I have a confession to make: I’m not actually a Doctor Who fan.
I don’t mean I don’t like the show, it’s just that I’ve never really got into it before. I’ve caught a few episodes here and there, but aside from that there’s been a Tardis-shaped hole in my life.
That may be about to change, though.
On Tuesday, I went along to watch the premiere of Doctor Who Season 10. The only previous Peter Capaldi episode I’d seen was the recent Christmas special, and to be honest it didn’t really do that much for me — I found it silly and not all that scary, the jokes were a bit corny and the story as a whole felt sort of rushed.
But this episode was different.
We come into the story at the same place as the Doctor’s Season 10 companion, Bill (Pearl Mackie). She’s a university canteen worker who’s caught the Time Lord’s attention after he noticed her sneaking into his lectures (he’s in disguise at a university in order to guard a mystery object, it turns out).
As the episode progresses Bill learns more about the Doctor’s true identity, and they end up working together to solve the mystery of a strange (and strangely sinister) puddle behind the university building.
As a Doctor Who newbie, this was the ideal setup for me — the Time Lord’s world is entirely new to Bill, and the episode acts in part as an introduction to his character and the bizarre universe he inhabits.
“The story begins again,” explained showrunner Steven Moffat, speaking at a Q & A directly after the episode. “We actually were thinking: let’s do an episode that explains the entire format.”
As well as acting as a handy refresher course, the episode also strikes a better balance tone-wise than the Christmas special.
One of the thing that’s put me off Doctor Who in the past is the family-friendly comedy vibe, which can occasionally border on cheesy.
Unlike the special, though, this episode was scary.

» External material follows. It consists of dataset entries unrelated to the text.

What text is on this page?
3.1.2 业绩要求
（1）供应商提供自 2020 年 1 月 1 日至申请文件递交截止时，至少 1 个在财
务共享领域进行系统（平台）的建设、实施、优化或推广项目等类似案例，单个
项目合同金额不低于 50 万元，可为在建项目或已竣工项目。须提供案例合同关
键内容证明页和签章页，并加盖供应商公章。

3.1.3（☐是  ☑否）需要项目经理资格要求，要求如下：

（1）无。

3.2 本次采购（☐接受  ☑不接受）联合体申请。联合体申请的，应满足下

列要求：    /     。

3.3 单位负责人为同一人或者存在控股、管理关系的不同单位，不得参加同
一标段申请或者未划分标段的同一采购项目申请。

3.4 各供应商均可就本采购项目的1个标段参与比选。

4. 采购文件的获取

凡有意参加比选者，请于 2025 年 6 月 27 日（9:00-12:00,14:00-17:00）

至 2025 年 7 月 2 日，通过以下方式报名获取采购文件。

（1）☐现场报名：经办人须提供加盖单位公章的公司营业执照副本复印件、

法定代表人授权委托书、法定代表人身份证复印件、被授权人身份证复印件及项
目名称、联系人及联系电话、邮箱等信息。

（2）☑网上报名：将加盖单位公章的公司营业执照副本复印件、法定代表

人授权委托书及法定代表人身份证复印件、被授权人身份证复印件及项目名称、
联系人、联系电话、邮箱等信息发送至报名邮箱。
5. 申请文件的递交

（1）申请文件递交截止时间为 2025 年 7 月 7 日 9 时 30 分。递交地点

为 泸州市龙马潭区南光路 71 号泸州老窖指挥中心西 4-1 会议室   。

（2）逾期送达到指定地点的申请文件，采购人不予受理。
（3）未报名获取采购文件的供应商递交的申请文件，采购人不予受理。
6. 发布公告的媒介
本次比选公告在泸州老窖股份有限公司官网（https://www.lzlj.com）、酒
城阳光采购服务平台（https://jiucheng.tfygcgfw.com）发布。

The strange puddle, which at first seems like a light-hearted mystery, takes a creepy twist partway through the episode that leads to a bunch of effective jump scares (and by effective I mean I had to wilfully restrain myself from covering my eyes at certain points so that I didn’t embarrass myself in front of the other journalists).
It is also funny, too. Mackie nails her new role, bringing a blunt, say-it-as-you-see-it personality that contrasts amusingly with Peter Capaldi’s blustering quirkiness and Matt Lucas’ cheery asides. In short, the trio work well together. Their chemistry is clear early on and bodes well for the season as a whole.
Don’t get me wrong, the episode wasn’t perfect. There were still a few moments that bordered on being slightly hammy — I may just have been on the lookout for this, though — and the setup with Bill’s love interest felt a little bit underdeveloped.
For the most part, though, the story worked well. It felt like the beginning of something promising.
I can’t speak for the feelings of hardcore Whovians — judging by the reaction the episode received during the premiere I’d say the majority of people seemed to enjoy it, but you can never really tell — but for anyone who hasn’t seem much of Doctor Who and wants to give it a go, I’d say this will be a good place to start.